Tuesday, April 19, 2011

間 (ma), Parent Practice, Mac Arthur Park, the iPhone

In helping my son with a project for school I have oddly enough had to teach my son the value of leaving something out.  Clearly every engineer knows that this discipline does not come second nature to most engineers, and we have a term for the opposite ingrained tendency: creeping featurism.  The opposite tendency is an aesthetic that has been referred to by some as  "間  (ma)" - which translates as interval, space, etc.  A Japanese word which expresses this in the opposite sense is 間も無く (mamonaku), which means basically in a very short time - "no interval," from the kanji.  You hear the word on the shinkansen when they announce in Japanese that the train is about to arrive in a station.

I haven't been that much aware that this is a strategy Apple builds into its products until I read about it recently, but in helping my son with his project I noticed that this principle is all around.  It is why overall horrid song MacArthur Park sold phenomenally well: it has a hook.  It is why Rush Limbaugh is still there after all these years: the Oxycontin addled demagogue repeats right-wing talking points well to the masses so they get the "hook."   (And Glenn Beck, since he's been  going off the metaphorical  reservation, is the natural target for other right-wingers now.)  It is also a good explanation of Suzuki-Roshi's idea of the Worst Horse.
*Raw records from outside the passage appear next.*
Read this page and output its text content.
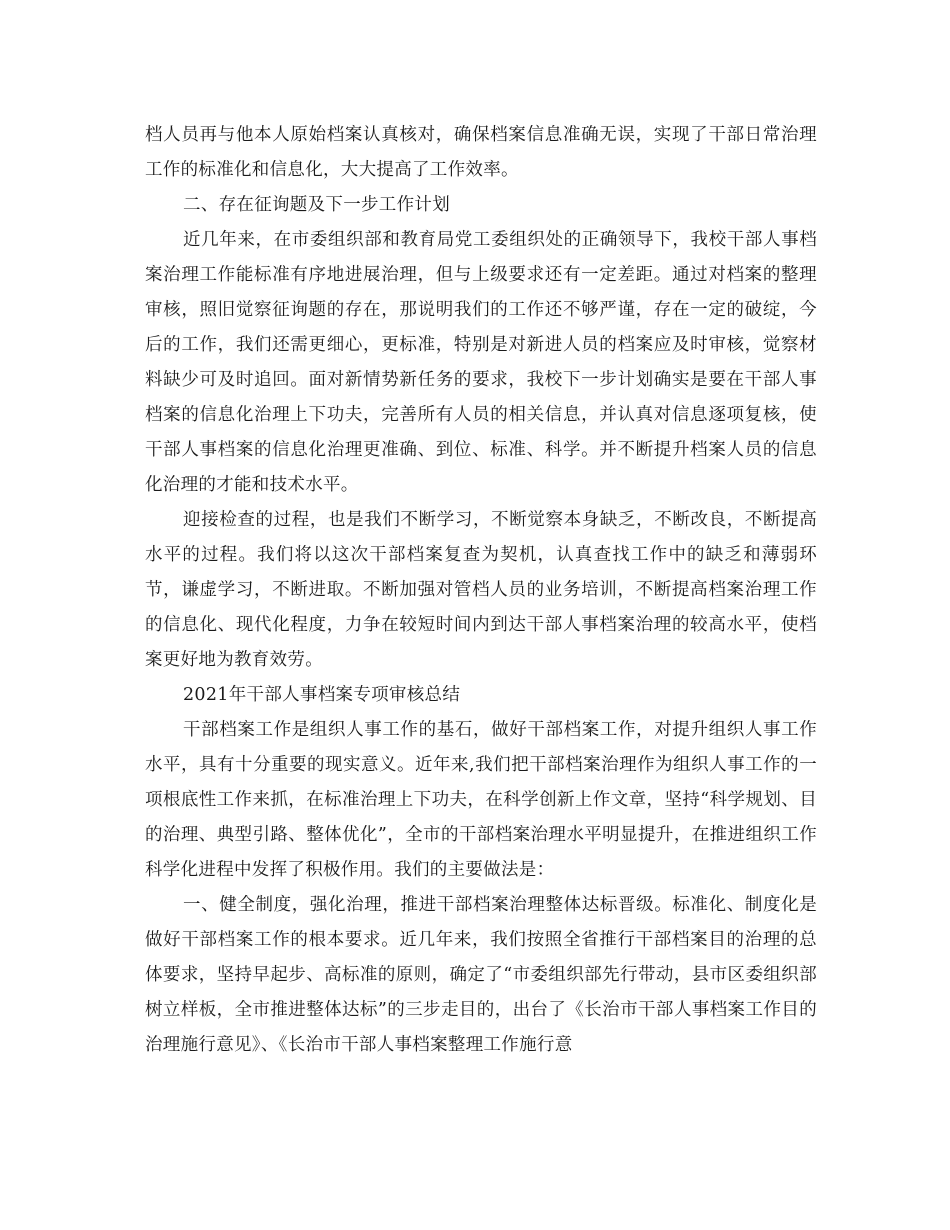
档人员再与他本人原始档案认真核对，确保档案信息准确无误，实现了干部日常治理工作的标准化和信息化，大大提高了工作效率。

二、存在征询题及下一步工作计划

近几年来，在市委组织部和教育局党工委组织处的正确领导下，我校干部人事档案治理工作能标准有序地进展治理，但与上级要求还有一定差距。通过对档案的整理审核，照旧觉察征询题的存在，那说明我们的工作还不够严谨，存在一定的破绽，今后的工作，我们还需更细心，更标准，特别是对新进人员的档案应及时审核，觉察材料缺少可及时追回。面对新情势新任务的要求，我校下一步计划确实是要在干部人事档案的信息化治理上下功夫，完善所有人员的相关信息，并认真对信息逐项复核，使干部人事档案的信息化治理更准确、到位、标准、科学。并不断提升档案人员的信息化治理的才能和技术水平。

迎接检查的过程，也是我们不断学习，不断觉察本身缺乏，不断改良，不断提高水平的过程。我们将以这次干部档案复查为契机，认真查找工作中的缺乏和薄弱环节，谦虚学习，不断进取。不断加强对管档人员的业务培训，不断提高档案治理工作的信息化、现代化程度，力争在较短时间内到达干部人事档案治理的较高水平，使档案更好地为教育效劳。

2021年干部人事档案专项审核总结

干部档案工作是组织人事工作的基石，做好干部档案工作，对提升组织人事工作水平，具有十分重要的现实意义。近年来,我们把干部档案治理作为组织人事工作的一项根底性工作来抓，在标准治理上下功夫，在科学创新上作文章，坚持“科学规划、目的治理、典型引路、整体优化”，全市的干部档案治理水平明显提升，在推进组织工作科学化进程中发挥了积极作用。我们的主要做法是：

一、健全制度，强化治理，推进干部档案治理整体达标晋级。标准化、制度化是做好干部档案工作的根本要求。近几年来，我们按照全省推行干部档案目的治理的总体要求，坚持早起步、高标准的原则，确定了“市委组织部先行带动，县市区委组织部树立样板，全市推进整体达标”的三步走目的，出台了《长治市干部人事档案工作目的治理施行意见》、《长治市干部人事档案整理工作施行意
We in the West like to hold up the "Renaissance man" as some kind of ideal, but clearly we prefer  that with a more carefully chosen set of features than "everything."  If you can do one thing well, or make something that is so incredibly excellent in one or two features, you can leave out something, and people seem to like it better; you can include your version of "Someone left the cake out in the rain..." it seems, and it seems to make the whole thing better as far as we humans can tell.  Very strange.  But that allows me too to embed a really otherwise sucky song in this blog post.  Enjoy!

Doubtful that will enlighten you today, but it's just a Note in Samsara, you know.